Udemy (UDMY) director disposes 114,171 shares as Coursera merger closes
Rhea-AI Filing Summary
Udemy, Inc. director Sohaib Abbasi reported a disposition of 114,171 shares of Udemy common stock to the issuer in connection with a merger with Coursera, Inc. This disposition, recorded at a price of $0.0000 per share, reduced his reported direct Udemy holdings to zero shares following the transaction.
Under the Agreement and Plan of Merger, each issued and outstanding share of Udemy common stock at the effective time, other than certain excluded shares, was converted into the right to receive 0.800 shares of Coursera common stock. Certain director restricted stock unit awards tied to Udemy shares were also converted into Coursera common stock using the same 0.800 exchange ratio, rounded to the nearest whole share.
Positive
- None.
Negative
- None.
Insights
Director’s Udemy shares were retired in a merger and converted into Coursera equity.

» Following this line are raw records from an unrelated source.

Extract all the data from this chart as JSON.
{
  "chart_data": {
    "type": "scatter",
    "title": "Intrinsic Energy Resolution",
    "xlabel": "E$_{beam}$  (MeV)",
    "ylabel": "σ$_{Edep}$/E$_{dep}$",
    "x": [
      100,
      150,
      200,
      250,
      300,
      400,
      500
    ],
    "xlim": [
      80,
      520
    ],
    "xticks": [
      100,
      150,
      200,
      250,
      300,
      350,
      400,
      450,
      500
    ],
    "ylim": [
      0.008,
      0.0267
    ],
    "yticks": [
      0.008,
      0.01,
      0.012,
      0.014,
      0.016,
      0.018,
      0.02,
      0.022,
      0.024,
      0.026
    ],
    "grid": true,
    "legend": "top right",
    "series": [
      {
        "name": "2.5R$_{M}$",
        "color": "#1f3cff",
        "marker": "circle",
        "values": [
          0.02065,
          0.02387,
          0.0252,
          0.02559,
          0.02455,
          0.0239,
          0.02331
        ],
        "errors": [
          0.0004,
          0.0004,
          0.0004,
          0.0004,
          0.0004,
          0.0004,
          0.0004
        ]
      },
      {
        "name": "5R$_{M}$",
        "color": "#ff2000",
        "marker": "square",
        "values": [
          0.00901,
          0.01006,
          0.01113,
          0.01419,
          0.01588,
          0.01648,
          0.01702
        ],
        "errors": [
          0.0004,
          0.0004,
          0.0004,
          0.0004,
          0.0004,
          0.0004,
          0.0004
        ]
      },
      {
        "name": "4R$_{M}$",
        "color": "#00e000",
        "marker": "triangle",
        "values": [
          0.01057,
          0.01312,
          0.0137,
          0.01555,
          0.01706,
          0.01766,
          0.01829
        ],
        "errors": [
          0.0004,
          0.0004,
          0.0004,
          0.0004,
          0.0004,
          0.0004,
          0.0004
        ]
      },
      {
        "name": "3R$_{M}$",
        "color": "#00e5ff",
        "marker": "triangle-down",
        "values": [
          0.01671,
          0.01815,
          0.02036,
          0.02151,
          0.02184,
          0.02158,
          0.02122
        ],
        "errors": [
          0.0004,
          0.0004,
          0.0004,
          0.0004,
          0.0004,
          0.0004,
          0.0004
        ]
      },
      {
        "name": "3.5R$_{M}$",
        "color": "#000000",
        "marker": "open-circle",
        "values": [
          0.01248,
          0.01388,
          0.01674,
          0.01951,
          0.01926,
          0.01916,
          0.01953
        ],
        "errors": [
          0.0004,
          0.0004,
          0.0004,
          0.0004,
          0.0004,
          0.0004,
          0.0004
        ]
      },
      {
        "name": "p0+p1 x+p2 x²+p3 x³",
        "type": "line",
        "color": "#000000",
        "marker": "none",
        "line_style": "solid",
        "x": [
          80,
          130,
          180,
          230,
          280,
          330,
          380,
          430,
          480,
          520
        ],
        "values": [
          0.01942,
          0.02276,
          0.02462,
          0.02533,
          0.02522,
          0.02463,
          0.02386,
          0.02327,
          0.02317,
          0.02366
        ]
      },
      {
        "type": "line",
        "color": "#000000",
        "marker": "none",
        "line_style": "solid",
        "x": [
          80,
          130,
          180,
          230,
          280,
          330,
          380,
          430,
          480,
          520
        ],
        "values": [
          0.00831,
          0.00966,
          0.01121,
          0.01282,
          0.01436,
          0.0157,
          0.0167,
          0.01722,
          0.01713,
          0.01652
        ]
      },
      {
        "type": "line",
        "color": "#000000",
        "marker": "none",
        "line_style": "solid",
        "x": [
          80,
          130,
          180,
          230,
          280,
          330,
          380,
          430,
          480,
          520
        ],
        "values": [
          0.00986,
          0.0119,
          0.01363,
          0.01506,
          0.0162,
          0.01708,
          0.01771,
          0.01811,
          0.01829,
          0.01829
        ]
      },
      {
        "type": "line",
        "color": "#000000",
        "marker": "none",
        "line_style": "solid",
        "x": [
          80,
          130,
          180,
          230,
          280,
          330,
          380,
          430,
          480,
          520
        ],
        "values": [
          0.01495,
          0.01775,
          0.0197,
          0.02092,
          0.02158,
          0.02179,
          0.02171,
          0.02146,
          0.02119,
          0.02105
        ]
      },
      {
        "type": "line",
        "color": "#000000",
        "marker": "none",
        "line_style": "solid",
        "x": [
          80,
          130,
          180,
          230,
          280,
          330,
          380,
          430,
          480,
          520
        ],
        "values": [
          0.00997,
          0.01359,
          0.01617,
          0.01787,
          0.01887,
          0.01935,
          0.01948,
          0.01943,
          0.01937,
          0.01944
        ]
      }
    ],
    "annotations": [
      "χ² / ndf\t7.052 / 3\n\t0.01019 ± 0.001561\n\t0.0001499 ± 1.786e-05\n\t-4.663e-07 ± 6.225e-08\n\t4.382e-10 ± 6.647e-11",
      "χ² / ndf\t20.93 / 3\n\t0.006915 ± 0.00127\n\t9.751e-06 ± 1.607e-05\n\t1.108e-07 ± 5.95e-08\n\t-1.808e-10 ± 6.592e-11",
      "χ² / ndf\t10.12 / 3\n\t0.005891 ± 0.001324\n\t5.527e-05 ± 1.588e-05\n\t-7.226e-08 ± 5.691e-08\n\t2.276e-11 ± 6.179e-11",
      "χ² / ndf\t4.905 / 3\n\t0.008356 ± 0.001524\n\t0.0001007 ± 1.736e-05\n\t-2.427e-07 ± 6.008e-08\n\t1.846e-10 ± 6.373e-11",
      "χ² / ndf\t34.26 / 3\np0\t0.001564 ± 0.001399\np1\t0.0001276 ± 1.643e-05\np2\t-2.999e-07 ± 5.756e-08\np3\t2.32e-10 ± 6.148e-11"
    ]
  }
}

The filing shows director Sohaib Abbasi disposed of 114,171 Udemy common shares in a transaction coded "D" for disposition to issuer, leaving zero Udemy shares directly held. This aligns with Udemy becoming a wholly owned subsidiary of Coursera after the merger.
Footnotes describe an exchange where each Udemy share became the right to receive 0.800 Coursera shares at the effective time. Certain director RSU awards were similarly converted using the 0.800 ratio, rounded to whole shares. The event reflects structural change from the merger rather than discretionary open-market trading.
Insider Trade Summary
| Type | Security | Shares | Price | Value |
|---|---|---|---|---|
| Disposition | Common Stock | 114,171 | $0.00 | -- |
Footnotes (1)
- Pursuant to that certain Agreement and Plan of Merger dated December 17, 2025 (the "Merger Agreement") by and among the Issuer, Coursera, Inc. ("Coursera"), and Chess Merger Sub, Inc., a wholly owned subsidiary of Coursera ("Merger Sub"), Merger Sub merged with and into the Issuer (the "Merger"), with the Issuer continuing as the surviving corporation and a wholly owned subsidiary of Coursera. At the effective time of the Merger (the "Effective Time"), each share of common stock of the Issuer ("Udemy Common Stock") issued and outstanding immediately prior to the Effective Time (other than certain excluded shares) was converted into the right to receive 0.800 shares of common stock of Coursera ("Coursera Common Stock") and each restricted stock unit award covering shares of Udemy Common Stock that was not subject to performance-based vesting conditions and was not granted in respect of services as a non-employee director of the Issuer (each, a "Director RSU Award") was converted into the right to receive a number of shares of Coursera Common Stock equal to the product of the number of shares of Udemy Common Stock that were subject to the such Director RSU Award as of immediately prior to the Effective Time, multiplied by 0.800 (rounded to the nearest whole share).